Kathy's pillow smells like Brenda, her sweet dry scent. It fills Kathy with sadness, and a longing for something she can't pinpoint. Sometimes she places her face right into her pillow and draws Brenda's smell in. She breathes it out slowly. And then she cries for no reason she can figure out at all.

Leonard's finishing another song. Darlyn squeezes Kathy's hand.

“It really is good to have you home, Kath,” she says. Then she asks, “Is Donny still around?”

Before Kathy met Doug, when Darlyn wasn't doing something with George, she sometimes hung out with Kathy and Donny, who hung out together when they weren't going out with anybody else. An off and on, copacetic threesome. That was Donny's favourite word, then. Copacetic, can you dig it, he'd say, and they'd laugh as if it was the funniest thing in the world.

When Kathy started dating Doug, everything changed. Though she still talked to Donny and Darlyn, she didn't see them often; it was all Doug, Doug, Doug. Doug was funny and could be charming, a muscular, compact, broodingly good-looking man who had played Junior A hockey. It was an irresistible combination.

They met at the Aud when Doug asked Kathy to skate to a couples-only song. (“Moon River.” She never much liked it, but she hates it now.) Doug told her he'd been kicked off the Junior A team when he got caught smoking marijuana in the washroom of the team bus. He said he was going to quit hockey anyway. Too much like the military, regimented and no life of your own. The chicks were great, he said, he'd miss the chicks. But he'd get over it, especially if Kathy became his girlfriend.

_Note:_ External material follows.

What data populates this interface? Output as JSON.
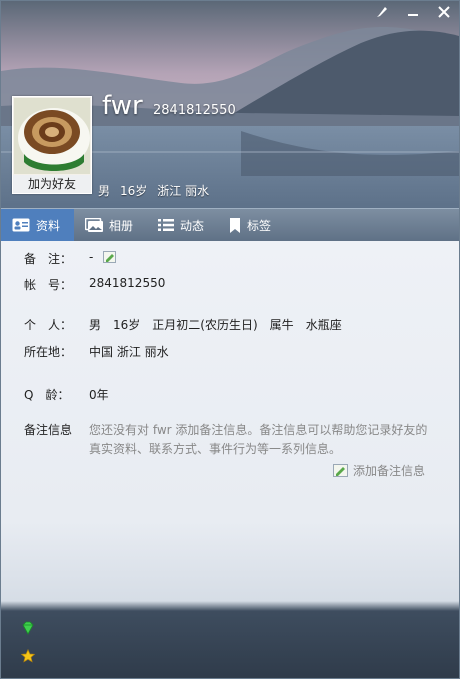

They skated every chance they got. Doug said he gave up hockey, but not the rink. They'd toke up in the parking lot and go in. The high created a bubble around them in which every move they made was perfect, every word they said was witty. They were in love. So, at four minutes after midnight, January 1st, 1969, when Doug asked Kathy to take off to Vancouver with him, of course she said yes.